Omnia mutantur, nos et mutamur in illis
“All things change, and we change with them.”

Please note that this blog spans a broad period of time. The intervening years have brought many things into my life, including divorce and remarriage. As such, some older posts reference a relationship which is no longer active. In context, however, the portrayal is accurate.

For many reasons, I have chosen to let entries such as this one remain in the overall continuity of the site.

Woke up yesterday morning around 4 AM and lay there, thinking about war, ‘The Two Towers’, and what it means to be the little people caught in between the great and evil powers.

Thought about ‘Henry V’ and the story I’ve heard that Laurence Olivier deliberately made his version meta-heroic to help the war effort in England during WWII.

Thought about Kenneth Branagh’s version and the counterpoint it offers to Sir Larry and all his Technicolor finery: The sheer horror and tragedy of souls destroying each other in the mud and the rain.
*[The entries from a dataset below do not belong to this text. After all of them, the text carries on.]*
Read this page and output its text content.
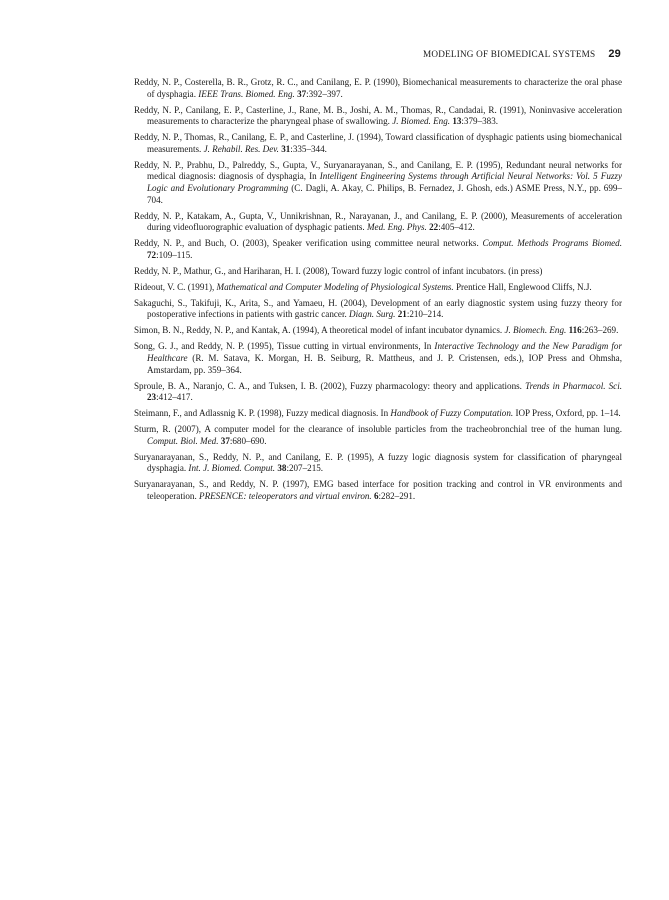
MODELING OF BIOMEDICAL SYSTEMS 29

Reddy, N. P., Costerella, B. R., Grotz, R. C., and Canilang, E. P. (1990), Biomechanical measurements to characterize the oral phase of dysphagia. IEEE Trans. Biomed. Eng. 37:392–397.

Reddy, N. P., Canilang, E. P., Casterline, J., Rane, M. B., Joshi, A. M., Thomas, R., Candadai, R. (1991), Noninvasive acceleration measurements to characterize the pharyngeal phase of swallowing. J. Biomed. Eng. 13:379–383.

Reddy, N. P., Thomas, R., Canilang, E. P., and Casterline, J. (1994), Toward classification of dysphagic patients using biomechanical measurements. J. Rehabil. Res. Dev. 31:335–344.

Reddy, N. P., Prabhu, D., Palreddy, S., Gupta, V., Suryanarayanan, S., and Canilang, E. P. (1995), Redundant neural networks for medical diagnosis: diagnosis of dysphagia, In Intelligent Engineering Systems through Artificial Neural Networks: Vol. 5 Fuzzy Logic and Evolutionary Programming (C. Dagli, A. Akay, C. Philips, B. Fernadez, J. Ghosh, eds.) ASME Press, N.Y., pp. 699–704.

Reddy, N. P., Katakam, A., Gupta, V., Unnikrishnan, R., Narayanan, J., and Canilang, E. P. (2000), Measurements of acceleration during videofluorographic evaluation of dysphagic patients. Med. Eng. Phys. 22:405–412.

Reddy, N. P., and Buch, O. (2003), Speaker verification using committee neural networks. Comput. Methods Programs Biomed. 72:109–115.

Reddy, N. P., Mathur, G., and Hariharan, H. I. (2008), Toward fuzzy logic control of infant incubators. (in press)

Rideout, V. C. (1991), Mathematical and Computer Modeling of Physiological Systems. Prentice Hall, Englewood Cliffs, N.J.

Sakaguchi, S., Takifuji, K., Arita, S., and Yamaeu, H. (2004), Development of an early diagnostic system using fuzzy theory for postoperative infections in patients with gastric cancer. Diagn. Surg. 21:210–214.

Simon, B. N., Reddy, N. P., and Kantak, A. (1994), A theoretical model of infant incubator dynamics. J. Biomech. Eng. 116:263–269.

Song, G. J., and Reddy, N. P. (1995), Tissue cutting in virtual environments, In Interactive Technology and the New Paradigm for Healthcare (R. M. Satava, K. Morgan, H. B. Seiburg, R. Mattheus, and J. P. Cristensen, eds.), IOP Press and Ohmsha, Amstardam, pp. 359–364.

Sproule, B. A., Naranjo, C. A., and Tuksen, I. B. (2002), Fuzzy pharmacology: theory and applications. Trends in Pharmacol. Sci. 23:412–417.

Steimann, F., and Adlassnig K. P. (1998), Fuzzy medical diagnosis. In Handbook of Fuzzy Computation. IOP Press, Oxford, pp. 1–14.

Sturm, R. (2007), A computer model for the clearance of insoluble particles from the tracheobronchial tree of the human lung. Comput. Biol. Med. 37:680–690.

Suryanarayanan, S., Reddy, N. P., and Canilang, E. P. (1995), A fuzzy logic diagnosis system for classification of pharyngeal dysphagia. Int. J. Biomed. Comput. 38:207–215.

Suryanarayanan, S., and Reddy, N. P. (1997), EMG based interface for position tracking and control in VR environments and teleoperation. PRESENCE: teleoperators and virtual environ. 6:282–291.
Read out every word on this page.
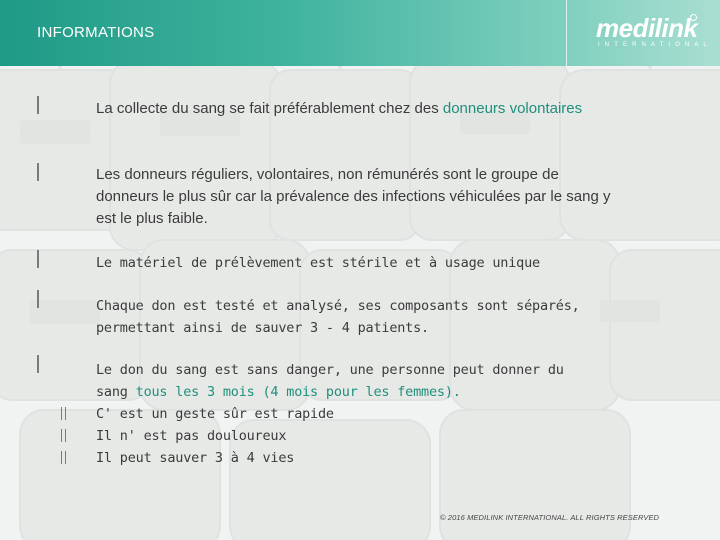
INFORMATIONS	medilink
INTERNATIONAL
La collecte du sang se fait préférablement chez des donneurs volontaires
Les donneurs réguliers, volontaires, non rémunérés sont le groupe de donneurs le plus sûr car la prévalence des infections véhiculées par le sang y est le plus faible.
Le matériel de prélèvement est stérile et à usage unique
Chaque don est testé et analysé, ses composants sont séparés, permettant ainsi de sauver 3 - 4 patients.
Le don du sang est sans danger, une personne peut donner du sang tous les 3 mois (4 mois pour les femmes).
C' est un geste sûr est rapide
Il n' est pas douloureux
Il peut sauver 3 à 4 vies
© 2016 MEDILINK INTERNATIONAL. ALL RIGHTS RESERVED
Thought about the boys being murdered and Harry’s rage, about Aragorn handing out swords to boys my son’s age, about getting my draft card when I was eighteen.

We have o great kings to lead us. Our leaders “have feasts off the backsides of beasts, they still think they’re the gods of antiquity” (to quote Elvis Costello).
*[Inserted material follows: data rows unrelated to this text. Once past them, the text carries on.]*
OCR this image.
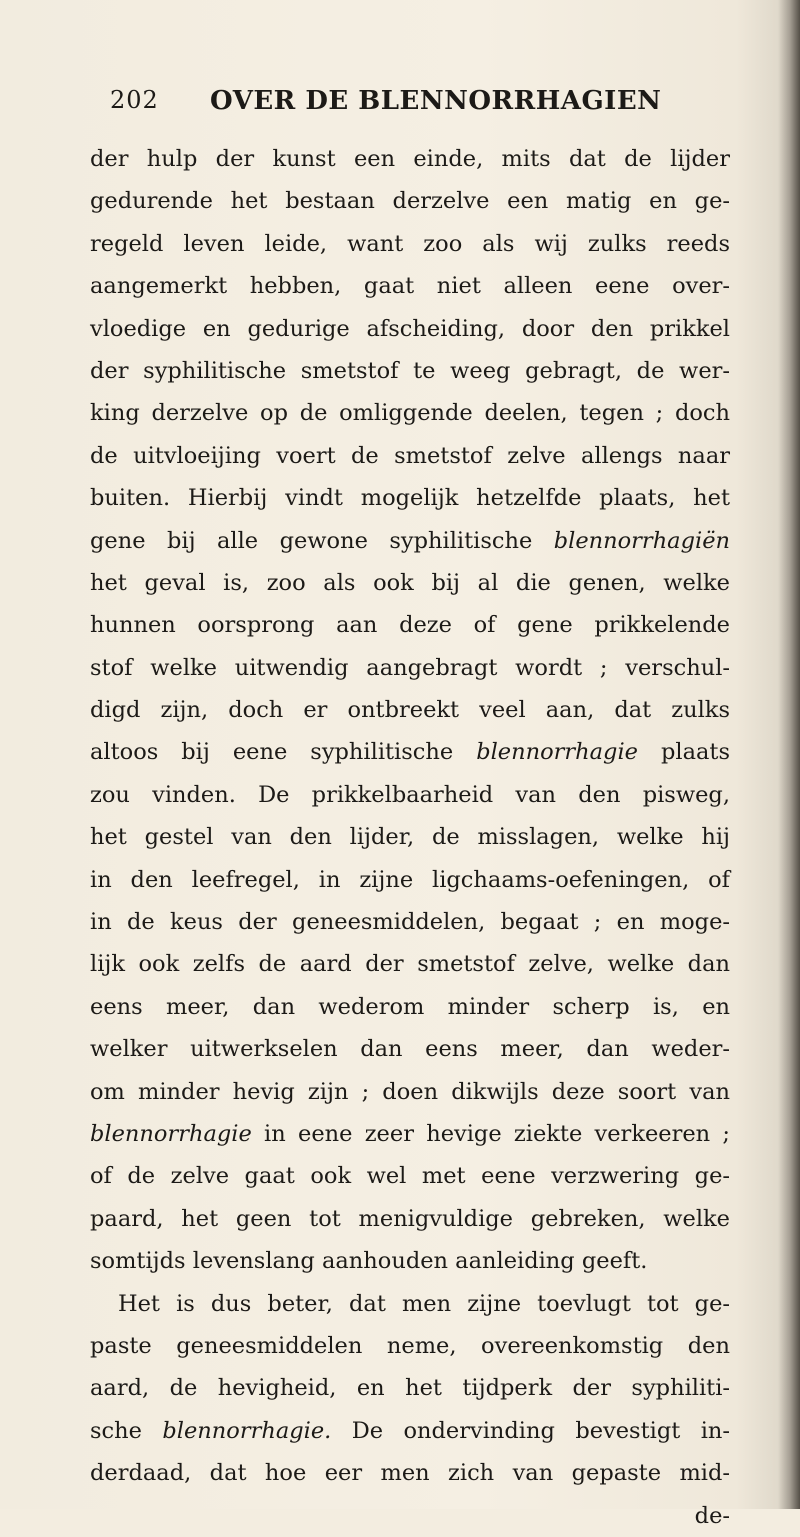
202 OVER DE BLENNORRHAGIEN
der hulp der kunst een einde, mits dat de lijder
gedurende het bestaan derzelve een matig en ge-
regeld leven leide, want zoo als wij zulks reeds
aangemerkt hebben, gaat niet alleen eene over-
vloedige en gedurige afscheiding, door den prikkel
der syphilitische smetstof te weeg gebragt, de wer-
king derzelve op de omliggende deelen, tegen ; doch
de uitvloeijing voert de smetstof zelve allengs naar
buiten. Hierbij vindt mogelijk hetzelfde plaats, het
gene bij alle gewone syphilitische blennorrhagiën
het geval is, zoo als ook bij al die genen, welke
hunnen oorsprong aan deze of gene prikkelende
stof welke uitwendig aangebragt wordt ; verschul-
digd zijn, doch er ontbreekt veel aan, dat zulks
altoos bij eene syphilitische blennorrhagie plaats
zou vinden. De prikkelbaarheid van den pisweg,
het gestel van den lijder, de misslagen, welke hij
in den leefregel, in zijne ligchaams-oefeningen, of
in de keus der geneesmiddelen, begaat ; en moge-
lijk ook zelfs de aard der smetstof zelve, welke dan
eens meer, dan wederom minder scherp is, en
welker uitwerkselen dan eens meer, dan weder-
om minder hevig zijn ; doen dikwijls deze soort van
blennorrhagie in eene zeer hevige ziekte verkeeren ;
of de zelve gaat ook wel met eene verzwering ge-
paard, het geen tot menigvuldige gebreken, welke
somtijds levenslang aanhouden aanleiding geeft.
Het is dus beter, dat men zijne toevlugt tot ge-
paste geneesmiddelen neme, overeenkomstig den
aard, de hevigheid, en het tijdperk der syphiliti-
sche blennorrhagie. De ondervinding bevestigt in-
derdaad, dat hoe eer men zich van gepaste mid-
de-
And, again, I thought of Bertolt Brecht, ‘The Resistable Rise of Artutro Ui’ (a play I’ve been begging Sandberg to stage since the 2000 election): “The bitch that bore him is in heat again.” Brecht was talking about Hitler, but I have bigger fish to fry.

And I thought about apocalypse, riders and storms and coming wars and the desire I’ve had since 9/11/01 to see the whole fucking mess resolved, put to rest, and finished once and for all.

I thought about Tyler Durden, trying to force us back into a simpler life where what mattered mattered once again.

I thought about God, what I know and what I believe and what I hope.

And I thought about my friend, crying over war after seeing ‘The Two Towers’ on Sunday.

Listen: There’s a greater hand at work in this world. The kings and princes have their moment, but the shape of things is larger than their politics can encompass . . . and it all moves at the will of one who is greater than the petty gods they serve.

Much, much greater.

Whatever you believe, believe this.

And, after thinking on all these things in the dark, I got up, made some tea, and swept the snow from the walk.